**trigger warning - mentions of abuse and neglect**
i think what sets us off so much when it comes to people intruding and stepping in with certain stuff is because we never had anyone do that stuff for us, we had to do it on our own but never for us or for our own sake.
we were badly neglected in a lot of ways. we made food, but not for us to eat - it was for our abusers. we were denied food either completely or certain kinds of food were denied to us as punishment, near constantly. our abusers got to eat the meal we made for them, while we had to somehow gather the energy to make food with limited resources (we lived off pasta and ketchup a lot). we did laundry, cleaned the kitchen, the bathroom, but never because we should live somewhere clean - it was for our abusers. we had to do their laundry, clean their kitchen, their bathroom, it was never for our sake, and it always came with punishments if we screwed up. we were punished if we did stuff wrong, or if we did stuff at the wrong time, or if we didn't do something often enough.
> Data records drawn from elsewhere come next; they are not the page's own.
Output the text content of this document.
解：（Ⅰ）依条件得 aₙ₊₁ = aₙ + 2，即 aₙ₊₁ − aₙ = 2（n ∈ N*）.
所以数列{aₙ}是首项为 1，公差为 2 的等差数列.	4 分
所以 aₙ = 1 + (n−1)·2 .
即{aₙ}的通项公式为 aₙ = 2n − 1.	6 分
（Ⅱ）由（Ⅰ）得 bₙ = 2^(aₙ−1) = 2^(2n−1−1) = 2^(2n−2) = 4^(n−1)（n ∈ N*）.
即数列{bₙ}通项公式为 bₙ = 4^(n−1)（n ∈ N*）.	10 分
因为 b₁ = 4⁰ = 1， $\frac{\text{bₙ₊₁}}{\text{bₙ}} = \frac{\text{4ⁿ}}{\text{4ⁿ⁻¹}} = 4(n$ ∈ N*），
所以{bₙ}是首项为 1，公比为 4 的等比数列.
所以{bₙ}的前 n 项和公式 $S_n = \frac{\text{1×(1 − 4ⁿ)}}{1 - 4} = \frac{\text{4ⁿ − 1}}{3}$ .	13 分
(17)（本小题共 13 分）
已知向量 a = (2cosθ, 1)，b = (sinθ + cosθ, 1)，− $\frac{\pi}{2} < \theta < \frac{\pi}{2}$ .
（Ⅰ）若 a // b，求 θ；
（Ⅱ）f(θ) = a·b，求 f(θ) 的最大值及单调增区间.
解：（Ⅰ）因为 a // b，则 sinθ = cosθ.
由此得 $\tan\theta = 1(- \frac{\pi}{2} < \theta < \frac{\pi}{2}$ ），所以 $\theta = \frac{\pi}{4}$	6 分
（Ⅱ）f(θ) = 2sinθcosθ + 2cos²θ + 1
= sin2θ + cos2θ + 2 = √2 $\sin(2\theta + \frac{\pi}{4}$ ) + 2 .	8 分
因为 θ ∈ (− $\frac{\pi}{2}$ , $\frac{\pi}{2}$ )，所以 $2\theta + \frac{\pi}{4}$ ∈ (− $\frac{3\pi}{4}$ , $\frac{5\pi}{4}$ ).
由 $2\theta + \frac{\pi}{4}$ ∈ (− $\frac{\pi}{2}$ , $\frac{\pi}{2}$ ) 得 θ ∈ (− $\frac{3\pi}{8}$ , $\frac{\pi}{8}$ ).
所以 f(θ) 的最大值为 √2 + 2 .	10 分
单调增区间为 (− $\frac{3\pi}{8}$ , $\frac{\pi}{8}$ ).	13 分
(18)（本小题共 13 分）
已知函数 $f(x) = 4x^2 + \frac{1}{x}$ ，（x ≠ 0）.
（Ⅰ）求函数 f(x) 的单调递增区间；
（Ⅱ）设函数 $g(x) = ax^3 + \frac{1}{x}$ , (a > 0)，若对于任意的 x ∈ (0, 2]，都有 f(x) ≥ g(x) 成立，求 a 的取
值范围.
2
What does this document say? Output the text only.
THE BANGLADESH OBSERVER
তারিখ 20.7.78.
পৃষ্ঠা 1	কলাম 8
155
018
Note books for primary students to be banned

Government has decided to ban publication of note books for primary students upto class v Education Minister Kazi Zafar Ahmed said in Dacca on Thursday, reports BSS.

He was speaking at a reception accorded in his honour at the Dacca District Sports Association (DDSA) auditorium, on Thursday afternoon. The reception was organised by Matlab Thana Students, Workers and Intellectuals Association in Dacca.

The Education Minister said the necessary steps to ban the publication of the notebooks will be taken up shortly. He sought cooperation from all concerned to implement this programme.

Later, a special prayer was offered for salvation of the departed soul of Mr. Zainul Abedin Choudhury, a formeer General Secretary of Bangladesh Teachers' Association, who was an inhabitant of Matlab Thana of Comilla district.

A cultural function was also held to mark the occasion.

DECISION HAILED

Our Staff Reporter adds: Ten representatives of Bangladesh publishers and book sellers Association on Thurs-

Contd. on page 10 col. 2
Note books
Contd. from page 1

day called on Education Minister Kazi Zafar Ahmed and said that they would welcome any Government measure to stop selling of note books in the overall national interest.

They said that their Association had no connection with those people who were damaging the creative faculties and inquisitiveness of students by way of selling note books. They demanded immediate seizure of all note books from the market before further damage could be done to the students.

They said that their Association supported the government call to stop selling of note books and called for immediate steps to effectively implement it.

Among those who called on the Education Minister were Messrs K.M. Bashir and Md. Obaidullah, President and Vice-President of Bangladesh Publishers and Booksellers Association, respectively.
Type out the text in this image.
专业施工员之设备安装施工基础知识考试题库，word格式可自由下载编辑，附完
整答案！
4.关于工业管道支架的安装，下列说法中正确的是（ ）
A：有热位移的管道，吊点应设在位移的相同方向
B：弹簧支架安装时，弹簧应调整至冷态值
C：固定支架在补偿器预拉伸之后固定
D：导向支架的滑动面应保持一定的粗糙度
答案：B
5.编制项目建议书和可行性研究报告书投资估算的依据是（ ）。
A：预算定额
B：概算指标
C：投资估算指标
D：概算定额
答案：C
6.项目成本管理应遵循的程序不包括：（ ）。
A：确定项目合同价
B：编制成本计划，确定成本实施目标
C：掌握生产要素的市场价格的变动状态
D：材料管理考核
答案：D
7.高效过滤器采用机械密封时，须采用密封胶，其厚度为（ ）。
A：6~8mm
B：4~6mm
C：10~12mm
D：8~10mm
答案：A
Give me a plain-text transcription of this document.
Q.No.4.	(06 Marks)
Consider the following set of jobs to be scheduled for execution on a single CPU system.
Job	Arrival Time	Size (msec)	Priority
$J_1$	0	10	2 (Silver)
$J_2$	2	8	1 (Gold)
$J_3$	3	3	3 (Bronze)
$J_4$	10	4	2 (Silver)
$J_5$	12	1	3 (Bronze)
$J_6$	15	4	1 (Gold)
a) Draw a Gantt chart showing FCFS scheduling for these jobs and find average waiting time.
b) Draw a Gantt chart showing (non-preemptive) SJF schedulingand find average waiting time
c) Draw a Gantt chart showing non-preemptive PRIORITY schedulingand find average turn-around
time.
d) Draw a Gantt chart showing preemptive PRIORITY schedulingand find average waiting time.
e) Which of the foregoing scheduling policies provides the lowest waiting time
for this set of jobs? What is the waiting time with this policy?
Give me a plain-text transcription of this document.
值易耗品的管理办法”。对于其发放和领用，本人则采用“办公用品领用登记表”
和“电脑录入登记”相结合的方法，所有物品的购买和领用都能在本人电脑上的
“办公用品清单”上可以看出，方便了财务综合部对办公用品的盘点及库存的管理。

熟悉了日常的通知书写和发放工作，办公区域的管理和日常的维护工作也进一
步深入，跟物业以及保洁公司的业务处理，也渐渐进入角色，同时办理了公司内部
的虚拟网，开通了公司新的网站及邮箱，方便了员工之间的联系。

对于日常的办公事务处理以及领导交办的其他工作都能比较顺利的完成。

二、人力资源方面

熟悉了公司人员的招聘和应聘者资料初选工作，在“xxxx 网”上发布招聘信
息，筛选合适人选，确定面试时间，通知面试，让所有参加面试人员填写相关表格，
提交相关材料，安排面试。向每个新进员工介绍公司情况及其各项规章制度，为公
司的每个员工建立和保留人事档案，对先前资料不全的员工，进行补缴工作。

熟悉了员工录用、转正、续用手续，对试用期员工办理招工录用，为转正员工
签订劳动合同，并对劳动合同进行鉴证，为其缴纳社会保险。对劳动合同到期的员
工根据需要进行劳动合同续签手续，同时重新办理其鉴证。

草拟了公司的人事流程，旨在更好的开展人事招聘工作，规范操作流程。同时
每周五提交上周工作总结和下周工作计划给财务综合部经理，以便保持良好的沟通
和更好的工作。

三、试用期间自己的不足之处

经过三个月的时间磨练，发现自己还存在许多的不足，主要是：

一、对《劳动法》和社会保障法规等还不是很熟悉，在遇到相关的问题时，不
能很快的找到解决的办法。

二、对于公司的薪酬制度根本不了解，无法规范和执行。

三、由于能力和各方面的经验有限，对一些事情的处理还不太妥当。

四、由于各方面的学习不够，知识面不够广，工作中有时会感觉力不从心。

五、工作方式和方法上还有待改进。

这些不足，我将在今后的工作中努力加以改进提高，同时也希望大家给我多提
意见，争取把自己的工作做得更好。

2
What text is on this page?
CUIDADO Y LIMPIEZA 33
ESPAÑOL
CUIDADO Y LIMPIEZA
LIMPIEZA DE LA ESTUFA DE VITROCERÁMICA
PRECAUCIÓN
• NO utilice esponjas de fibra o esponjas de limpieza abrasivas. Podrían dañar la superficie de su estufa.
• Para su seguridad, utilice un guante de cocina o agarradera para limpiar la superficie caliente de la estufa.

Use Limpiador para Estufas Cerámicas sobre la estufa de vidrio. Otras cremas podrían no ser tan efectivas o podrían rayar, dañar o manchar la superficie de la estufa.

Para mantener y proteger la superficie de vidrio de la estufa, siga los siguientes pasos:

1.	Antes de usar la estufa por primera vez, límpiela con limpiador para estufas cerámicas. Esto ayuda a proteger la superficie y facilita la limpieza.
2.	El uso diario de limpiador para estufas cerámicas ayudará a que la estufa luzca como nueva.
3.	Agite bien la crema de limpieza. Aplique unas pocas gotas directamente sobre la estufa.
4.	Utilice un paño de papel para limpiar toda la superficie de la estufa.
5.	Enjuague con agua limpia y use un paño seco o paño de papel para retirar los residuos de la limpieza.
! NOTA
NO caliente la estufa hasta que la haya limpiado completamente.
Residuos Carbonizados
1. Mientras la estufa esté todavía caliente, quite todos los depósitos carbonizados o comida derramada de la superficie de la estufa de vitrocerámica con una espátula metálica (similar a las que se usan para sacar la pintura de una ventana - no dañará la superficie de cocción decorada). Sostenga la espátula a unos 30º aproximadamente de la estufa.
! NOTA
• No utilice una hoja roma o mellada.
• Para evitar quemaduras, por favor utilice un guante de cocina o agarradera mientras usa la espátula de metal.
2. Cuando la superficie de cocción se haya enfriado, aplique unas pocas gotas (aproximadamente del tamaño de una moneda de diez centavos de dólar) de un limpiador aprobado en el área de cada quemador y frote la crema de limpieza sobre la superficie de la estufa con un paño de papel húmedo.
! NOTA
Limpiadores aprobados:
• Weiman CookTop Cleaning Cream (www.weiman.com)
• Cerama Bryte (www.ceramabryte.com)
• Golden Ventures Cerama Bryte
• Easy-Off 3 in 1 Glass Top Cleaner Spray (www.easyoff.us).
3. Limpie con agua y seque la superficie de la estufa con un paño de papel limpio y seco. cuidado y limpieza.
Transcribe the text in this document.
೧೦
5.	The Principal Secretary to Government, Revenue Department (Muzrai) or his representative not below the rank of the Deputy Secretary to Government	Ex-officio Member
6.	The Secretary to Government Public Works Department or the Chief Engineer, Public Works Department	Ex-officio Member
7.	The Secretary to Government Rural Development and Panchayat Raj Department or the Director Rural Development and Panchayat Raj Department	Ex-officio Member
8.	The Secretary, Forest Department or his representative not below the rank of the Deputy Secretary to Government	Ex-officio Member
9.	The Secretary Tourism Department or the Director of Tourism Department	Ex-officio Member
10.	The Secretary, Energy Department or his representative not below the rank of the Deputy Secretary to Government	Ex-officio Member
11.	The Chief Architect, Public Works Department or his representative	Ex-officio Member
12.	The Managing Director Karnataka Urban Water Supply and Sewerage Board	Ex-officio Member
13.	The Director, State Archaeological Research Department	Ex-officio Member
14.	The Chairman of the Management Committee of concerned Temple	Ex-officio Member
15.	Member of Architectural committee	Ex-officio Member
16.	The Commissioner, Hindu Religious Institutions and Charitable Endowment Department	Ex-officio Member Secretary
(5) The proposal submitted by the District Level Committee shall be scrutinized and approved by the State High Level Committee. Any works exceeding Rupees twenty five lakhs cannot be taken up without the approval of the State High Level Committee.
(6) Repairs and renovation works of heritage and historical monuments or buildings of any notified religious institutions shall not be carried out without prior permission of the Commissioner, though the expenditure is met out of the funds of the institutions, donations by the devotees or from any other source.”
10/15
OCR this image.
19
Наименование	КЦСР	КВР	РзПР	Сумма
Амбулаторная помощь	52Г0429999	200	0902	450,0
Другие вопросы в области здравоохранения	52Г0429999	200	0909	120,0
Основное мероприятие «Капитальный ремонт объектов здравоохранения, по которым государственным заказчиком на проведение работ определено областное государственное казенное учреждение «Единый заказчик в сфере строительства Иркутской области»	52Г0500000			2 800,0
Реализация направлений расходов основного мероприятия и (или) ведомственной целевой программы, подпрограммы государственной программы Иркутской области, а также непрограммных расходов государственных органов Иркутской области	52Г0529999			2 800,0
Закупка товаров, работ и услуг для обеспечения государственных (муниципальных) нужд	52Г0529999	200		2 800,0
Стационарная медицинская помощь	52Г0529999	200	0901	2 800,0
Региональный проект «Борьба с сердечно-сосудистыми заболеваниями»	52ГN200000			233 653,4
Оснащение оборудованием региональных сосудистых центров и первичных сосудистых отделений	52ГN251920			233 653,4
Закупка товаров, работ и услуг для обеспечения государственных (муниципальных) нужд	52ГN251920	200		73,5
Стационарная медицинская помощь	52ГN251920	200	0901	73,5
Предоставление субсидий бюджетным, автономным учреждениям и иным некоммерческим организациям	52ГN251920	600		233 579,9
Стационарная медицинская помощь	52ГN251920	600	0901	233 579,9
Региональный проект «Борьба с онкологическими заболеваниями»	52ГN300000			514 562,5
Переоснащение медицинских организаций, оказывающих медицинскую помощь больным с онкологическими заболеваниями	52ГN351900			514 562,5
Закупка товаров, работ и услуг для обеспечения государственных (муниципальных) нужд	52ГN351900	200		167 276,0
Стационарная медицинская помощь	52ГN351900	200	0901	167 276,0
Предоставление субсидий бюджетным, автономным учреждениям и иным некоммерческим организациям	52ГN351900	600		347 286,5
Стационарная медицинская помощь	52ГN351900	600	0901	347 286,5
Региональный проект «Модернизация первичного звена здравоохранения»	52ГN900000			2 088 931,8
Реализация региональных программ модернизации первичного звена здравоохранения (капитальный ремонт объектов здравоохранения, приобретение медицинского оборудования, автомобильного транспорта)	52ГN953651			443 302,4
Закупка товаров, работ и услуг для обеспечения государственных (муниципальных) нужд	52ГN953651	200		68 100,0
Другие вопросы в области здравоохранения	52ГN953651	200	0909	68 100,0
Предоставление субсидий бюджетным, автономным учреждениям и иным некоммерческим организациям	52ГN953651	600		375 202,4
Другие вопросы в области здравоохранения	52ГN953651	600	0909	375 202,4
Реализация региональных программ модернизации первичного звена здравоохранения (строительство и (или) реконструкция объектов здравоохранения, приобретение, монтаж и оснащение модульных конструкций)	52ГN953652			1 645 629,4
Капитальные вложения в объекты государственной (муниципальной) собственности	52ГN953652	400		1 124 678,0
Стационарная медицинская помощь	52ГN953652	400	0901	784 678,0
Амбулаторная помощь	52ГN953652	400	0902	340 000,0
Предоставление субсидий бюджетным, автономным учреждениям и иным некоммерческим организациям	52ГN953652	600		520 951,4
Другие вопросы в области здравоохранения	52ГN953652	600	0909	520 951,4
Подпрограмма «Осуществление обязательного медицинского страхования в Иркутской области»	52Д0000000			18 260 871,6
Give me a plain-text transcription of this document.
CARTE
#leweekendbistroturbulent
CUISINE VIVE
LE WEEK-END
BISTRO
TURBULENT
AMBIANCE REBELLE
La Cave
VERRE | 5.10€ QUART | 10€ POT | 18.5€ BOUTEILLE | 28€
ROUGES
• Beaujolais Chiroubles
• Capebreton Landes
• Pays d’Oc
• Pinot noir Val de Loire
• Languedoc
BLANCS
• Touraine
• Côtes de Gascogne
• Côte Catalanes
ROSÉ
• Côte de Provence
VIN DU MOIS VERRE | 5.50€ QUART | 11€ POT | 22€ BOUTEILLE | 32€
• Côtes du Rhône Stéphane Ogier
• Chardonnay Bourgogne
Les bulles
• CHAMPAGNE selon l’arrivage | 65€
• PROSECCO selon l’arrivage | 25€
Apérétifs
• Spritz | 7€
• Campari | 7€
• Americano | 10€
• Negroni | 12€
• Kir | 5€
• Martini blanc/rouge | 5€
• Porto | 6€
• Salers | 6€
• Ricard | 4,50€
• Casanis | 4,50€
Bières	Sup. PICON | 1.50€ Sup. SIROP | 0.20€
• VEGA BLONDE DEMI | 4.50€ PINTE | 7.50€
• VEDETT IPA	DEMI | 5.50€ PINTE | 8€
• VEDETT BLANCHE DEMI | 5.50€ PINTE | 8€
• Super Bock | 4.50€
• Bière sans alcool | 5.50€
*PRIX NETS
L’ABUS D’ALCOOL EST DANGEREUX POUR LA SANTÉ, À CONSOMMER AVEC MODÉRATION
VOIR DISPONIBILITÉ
eventually things got so bad with our mental health that we had to start lying and saying we'd done stuff when we hadn't, saying we'd done something earlier in the day when we'd actually rushed and done it at the last minute. we'd get caught lying and then get punished even worse, but we didn't know how else to deal with it. we couldn't do our job properly, so we had to find a way to at least pretend that we did our job properly, and it went wrong no matter what we did.
**end of trigger warning**
so when people ask if we're doing our laundry or if we're keeping our flat clean, it really sets us off because we're instantly defaulting to "this isn't for us, it's for them, we have to do this otherwise they'll punish us". but then it's confusing because we don't live with these people, so we then get angry because it feels intrusive and nosy because it's not even their food, their laundry, their flat - it's ours, so why can't we be left to it. i logically understand why people ask and why they intrude and think nagging / stepping in "helps", because they're framing it as a laziness / lack of habit-forming thing. but with us, it's not that at all.
we're having to learn to do stuff for ourselves, for our own sake, eating because we deserve to eat, cleaning our bedding and our clothes because we deserve clean clothes. that takes a long time, and we're nowhere near that point yet. we are getting better, but it's a slow process. people need to back off and understand that, but i have no idea how we'd explain it so people wouldn't misunderstand.